TRAIN passengers were warned yesterday that fare rises and service cuts are certain if Con-Dem plans to hand a third of English railways to French companies steam ahead.
Campaigners rose early to take part in Action for Rail protests at stations across London and the south-east against the creation of a giant new private rail franchise.
Tory Transport Secretary Patrick McLaughlin has already signed-off a contract for Govia — owned by privateer Go Ahead and French state-backed Keolis — to run Thameslink, Southern and Great Northern railways.
The deal has been rushed through without consultation and will see hundreds of jobs slashed at the expense of passenger safety, according to Action for Rail.

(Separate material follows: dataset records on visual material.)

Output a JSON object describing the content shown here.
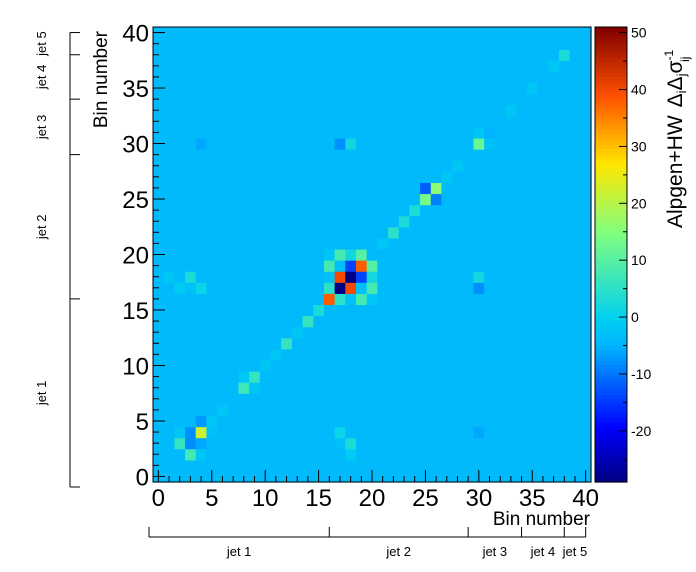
{
  "chart_data": {
    "type": "heatmap",
    "xlabel": "Bin number",
    "ylabel": "Bin number",
    "colorbar_label": "Alpgen+HW  Δ_i Δ_j σ_ij^-1",
    "colorbar_label_main": "Alpgen+HW",
    "colorbar_label_delta": "Δ",
    "colorbar_label_i": "i",
    "colorbar_label_j": "j",
    "colorbar_label_sigma": "σ",
    "colorbar_label_sub": "ij",
    "colorbar_label_sup": "-1",
    "xlim": [
      0,
      41
    ],
    "ylim": [
      0,
      41
    ],
    "zlim": [
      -29,
      51
    ],
    "x_ticks": [
      "0",
      "5",
      "10",
      "15",
      "20",
      "25",
      "30",
      "35",
      "40"
    ],
    "y_ticks": [
      "0",
      "5",
      "10",
      "15",
      "20",
      "25",
      "30",
      "35",
      "40"
    ],
    "colorbar_ticks": [
      "-20",
      "-10",
      "0",
      "10",
      "20",
      "30",
      "40",
      "50"
    ],
    "background_value": -4,
    "cells": [
      {
        "x": 17,
        "y": 17,
        "v": -29
      },
      {
        "x": 18,
        "y": 18,
        "v": -29
      },
      {
        "x": 17,
        "y": 18,
        "v": 40
      },
      {
        "x": 18,
        "y": 17,
        "v": 40
      },
      {
        "x": 16,
        "y": 16,
        "v": 38
      },
      {
        "x": 19,
        "y": 19,
        "v": 38
      },
      {
        "x": 17,
        "y": 16,
        "v": 5
      },
      {
        "x": 16,
        "y": 17,
        "v": 5
      },
      {
        "x": 18,
        "y": 19,
        "v": -14
      },
      {
        "x": 19,
        "y": 18,
        "v": -14
      },
      {
        "x": 17,
        "y": 19,
        "v": -3
      },
      {
        "x": 19,
        "y": 17,
        "v": -3
      },
      {
        "x": 18,
        "y": 16,
        "v": -3
      },
      {
        "x": 16,
        "y": 18,
        "v": -3
      },
      {
        "x": 17,
        "y": 20,
        "v": 8
      },
      {
        "x": 20,
        "y": 17,
        "v": 8
      },
      {
        "x": 16,
        "y": 19,
        "v": 8
      },
      {
        "x": 19,
        "y": 16,
        "v": 8
      },
      {
        "x": 18,
        "y": 20,
        "v": 2
      },
      {
        "x": 20,
        "y": 18,
        "v": 2
      },
      {
        "x": 19,
        "y": 20,
        "v": 10
      },
      {
        "x": 20,
        "y": 19,
        "v": 10
      },
      {
        "x": 16,
        "y": 20,
        "v": -2
      },
      {
        "x": 20,
        "y": 16,
        "v": -2
      },
      {
        "x": 4,
        "y": 4,
        "v": 22
      },
      {
        "x": 3,
        "y": 3,
        "v": -8
      },
      {
        "x": 3,
        "y": 4,
        "v": -8
      },
      {
        "x": 4,
        "y": 3,
        "v": -6
      },
      {
        "x": 3,
        "y": 2,
        "v": 8
      },
      {
        "x": 2,
        "y": 3,
        "v": 6
      },
      {
        "x": 4,
        "y": 5,
        "v": -7
      },
      {
        "x": 5,
        "y": 4,
        "v": -3
      },
      {
        "x": 4,
        "y": 2,
        "v": -2
      },
      {
        "x": 2,
        "y": 4,
        "v": -2
      },
      {
        "x": 26,
        "y": 26,
        "v": 16
      },
      {
        "x": 25,
        "y": 25,
        "v": 14
      },
      {
        "x": 25,
        "y": 26,
        "v": -12
      },
      {
        "x": 26,
        "y": 25,
        "v": -9
      },
      {
        "x": 24,
        "y": 24,
        "v": 3
      },
      {
        "x": 27,
        "y": 27,
        "v": -2
      },
      {
        "x": 30,
        "y": 30,
        "v": 12
      },
      {
        "x": 31,
        "y": 31,
        "v": -5
      },
      {
        "x": 30,
        "y": 31,
        "v": -2
      },
      {
        "x": 31,
        "y": 30,
        "v": -3
      },
      {
        "x": 8,
        "y": 8,
        "v": 7
      },
      {
        "x": 9,
        "y": 9,
        "v": 6
      },
      {
        "x": 8,
        "y": 9,
        "v": -2
      },
      {
        "x": 9,
        "y": 8,
        "v": -2
      },
      {
        "x": 12,
        "y": 12,
        "v": 6
      },
      {
        "x": 14,
        "y": 14,
        "v": 6
      },
      {
        "x": 15,
        "y": 15,
        "v": 3
      },
      {
        "x": 13,
        "y": 13,
        "v": -2
      },
      {
        "x": 22,
        "y": 22,
        "v": 5
      },
      {
        "x": 23,
        "y": 23,
        "v": 3
      },
      {
        "x": 21,
        "y": 21,
        "v": -2
      },
      {
        "x": 17,
        "y": 30,
        "v": -8
      },
      {
        "x": 30,
        "y": 17,
        "v": -8
      },
      {
        "x": 17,
        "y": 3,
        "v": -3
      },
      {
        "x": 3,
        "y": 17,
        "v": -3
      },
      {
        "x": 18,
        "y": 3,
        "v": 3
      },
      {
        "x": 3,
        "y": 18,
        "v": 3
      },
      {
        "x": 18,
        "y": 30,
        "v": 2
      },
      {
        "x": 30,
        "y": 18,
        "v": 2
      },
      {
        "x": 4,
        "y": 30,
        "v": -6
      },
      {
        "x": 30,
        "y": 4,
        "v": -6
      },
      {
        "x": 4,
        "y": 17,
        "v": 1
      },
      {
        "x": 17,
        "y": 4,
        "v": 1
      },
      {
        "x": 1,
        "y": 18,
        "v": -2
      },
      {
        "x": 2,
        "y": 17,
        "v": -1
      },
      {
        "x": 18,
        "y": 2,
        "v": -1
      },
      {
        "x": 38,
        "y": 38,
        "v": 3
      },
      {
        "x": 37,
        "y": 37,
        "v": -2
      },
      {
        "x": 35,
        "y": 35,
        "v": -2
      },
      {
        "x": 33,
        "y": 33,
        "v": -2
      },
      {
        "x": 28,
        "y": 28,
        "v": -2
      },
      {
        "x": 6,
        "y": 6,
        "v": -2
      },
      {
        "x": 10,
        "y": 10,
        "v": -2
      },
      {
        "x": 5,
        "y": 5,
        "v": -2
      },
      {
        "x": 11,
        "y": 11,
        "v": -2
      }
    ],
    "regions": [
      {
        "label": "jet 1",
        "start": 0,
        "end": 16.5
      },
      {
        "label": "jet 2",
        "start": 16.5,
        "end": 29.5
      },
      {
        "label": "jet 3",
        "start": 29.5,
        "end": 34.5
      },
      {
        "label": "jet 4",
        "start": 34.5,
        "end": 38.5
      },
      {
        "label": "jet 5",
        "start": 38.5,
        "end": 40.5
      }
    ]
  }
}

Campaign chairwoman Frances O’Grady slammed the latest taxpayer handout to a foreign state-owned firm because British passengers’ cash will subsidise fares in France.
She said: “Govia’s shareholders will be rubbing their hands in glee at the prospect of the huge dividends that will flow from controlling such a huge swathe of the English rail network.
“But with the profits likely to end up being ploughed into French railways, when the investment is needed in the network here, UK taxpayers and passengers will be getting a raw deal.”
Passengers paying ever higher fares at London’s Victoria station were alerted to the latest scandal in Britain’s rail privatisation rip off at station protests.
They were told how ending the £1.2 billion annual subsidy to privateers could see fares slashed by 18 per cent.
Green London Assembly member Jenny Jones, who has laid down a Bill in Parliament calling for rail renationalisation, joined campaigners at Victoria.
She said rail privateers were “ripping off passengers, harming the economy and failing the environment” and said only publicly owned rail would “provide quality services, fair prices and protect our jobs.”
Rail unions have also raised fears thatwomen and disabled passengers would be put at risk if hundreds of train guards and station staff were sacked as Govia’s takeover plans show.
A Department for Transport spokesman said that was “irresponsible scaremongering” and claimed safety was their number one priority.